Es gibt bereits eine Menge gesellschaftlicher Regeln und Normen, denen wir uns unterordnen müssen, um akzeptierte Mitbürger und verantwortungsvolle Menschen zu sein. Und nun müssen wir auch noch unsere Persönlichkeit hiernach formen und ausrichten? „Selbstoptimierung“ wird dies auch oft genannt. Ein verbessertes Modell unserer Persönlichkeit. Was da mitschwingt ist ein Hauch von „nicht gut genug“.

 

Die Lösung: Persönlichkeitsentwicklung als Persönliche Entwicklung

Wenn ich demgegenüber einfach „Persönliche Entwicklung“ setze, dann gibt es hier kein vordefiniertes Ziel. Wir streben zwar nach „Mehr“, aber jetzt als Selbstzweck. Nicht als Mittel zum Zweck. Wir machen uns nicht zum Mittel für andere. Es geht nicht um „Gefügigkeit“ oder „Anpassung“, sondern um unser persönliches Wachstum – aus einem inneren Bedürfnis heraus mehr zu sein, mehr zu tun und mehr zu erleben. Eine alternative und anerkannte Übersetzung, die sich zum Beispiel in Dict.org findet, ist „Persönlichkeitsentfaltung“. Dies kommt dem oben Beschriebenen schon näher. Doch dieser Begriff geht mir zu sehr von der Annahme eines inneren „Persönlichkeitskerns“ aus, wie einem Samen, der sich zu einer vollständigen Pflanze entwickeln will. Sicherlich ein schönes Bild, doch da ich jeden von uns mit anderen Menschen und den Dingen um uns herum auf’s Tiefste verwoben sehe, scheint mir diese Metapher noch zu eingeschränkt. Obwohl zweifellos auch eine Pflanze symbiotisch mit ihrer Umwelt verbunden ist, wird dieses Bild doch mehr als Symbol für Autarkie verwendet als für die Verwobenheit und manchmal sogar Schwammigkeit der Grenze zwischen unserem Selbst und Person und unserer Umwelt.
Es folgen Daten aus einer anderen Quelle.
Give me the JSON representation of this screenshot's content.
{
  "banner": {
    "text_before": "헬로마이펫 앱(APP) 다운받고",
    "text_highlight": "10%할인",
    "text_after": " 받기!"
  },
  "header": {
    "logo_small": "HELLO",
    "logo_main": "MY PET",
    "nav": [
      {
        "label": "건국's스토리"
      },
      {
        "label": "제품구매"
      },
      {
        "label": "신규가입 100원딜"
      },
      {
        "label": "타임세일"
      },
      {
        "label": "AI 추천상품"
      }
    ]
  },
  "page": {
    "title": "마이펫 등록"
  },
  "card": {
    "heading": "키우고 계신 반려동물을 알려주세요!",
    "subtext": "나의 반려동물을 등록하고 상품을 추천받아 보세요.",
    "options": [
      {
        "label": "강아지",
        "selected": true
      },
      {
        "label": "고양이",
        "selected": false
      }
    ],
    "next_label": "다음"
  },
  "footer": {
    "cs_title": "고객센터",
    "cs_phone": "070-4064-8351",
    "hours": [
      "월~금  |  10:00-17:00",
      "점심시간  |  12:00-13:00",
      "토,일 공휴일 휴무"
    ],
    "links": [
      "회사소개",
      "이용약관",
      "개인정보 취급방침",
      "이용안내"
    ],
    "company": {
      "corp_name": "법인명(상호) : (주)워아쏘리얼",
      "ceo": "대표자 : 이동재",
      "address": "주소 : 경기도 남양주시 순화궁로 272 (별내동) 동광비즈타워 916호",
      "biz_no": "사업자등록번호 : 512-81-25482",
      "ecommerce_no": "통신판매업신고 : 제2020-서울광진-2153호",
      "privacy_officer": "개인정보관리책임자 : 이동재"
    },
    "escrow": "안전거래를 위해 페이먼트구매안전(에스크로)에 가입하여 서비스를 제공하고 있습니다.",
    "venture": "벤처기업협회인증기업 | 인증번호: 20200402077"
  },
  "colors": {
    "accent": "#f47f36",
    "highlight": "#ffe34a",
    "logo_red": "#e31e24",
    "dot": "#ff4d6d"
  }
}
Aus diesen Gründen möchte ich Personal Development lieber als Persönliche Entwicklung übersetzen. Damit meine ich eine Entwicklung, die wir für uns selbst herbeisehnen, weil dieser Prozess an sich uns erfüllt. Eine Entwicklung ohne von außen vorgegebenes Ziel. Die einzigen Ziele, die wir haben, sind von uns selbst gewählt. Und sei es, dass wir eine bestimmte negative Konsequenz vermeiden oder abwenden wollen. Es ist und bleibt unsere Entscheidung. Wir allein haben die Macht über sie. Sich daran zu erinnern gehört zu den tollsten und überragendsten Emotionen, die ich kenne: Empowerment Bestärkung. Doch diese – vollständige – Verantwortung für das eigene Leben zu übernehmen kann auch sehr, sehr schwer sein bis zu einem Punkt, an dem man regelrecht an sich selbst verzweifelt.

 

Der Prozess: Veränderung als Abenteuer und Herausforderung

Und ja, ich kenne diesen Zustand besser als mir lieb ist. Und ja, diese Webseite und diese Philosophie sind ebenfalls aus diesem Gefühl heraus entstanden. Aus dem Spiel zwischen Licht und Schatten, Depression und Motivation. Und genau dadurch möchte ich euch, meine Leser, helfen zu navigieren. Mit allem, was ich auf meinem eigenen Weg bereits gelernt habe. Mit allen Ratschlägen und den dazugehörigen Erfahrungen. Mit echten Lösungen für echte Probleme. Und mit echtem Verständnis für echte Schwierigkeiten. Aber auch mit echtem Mut zu echter Veränderung.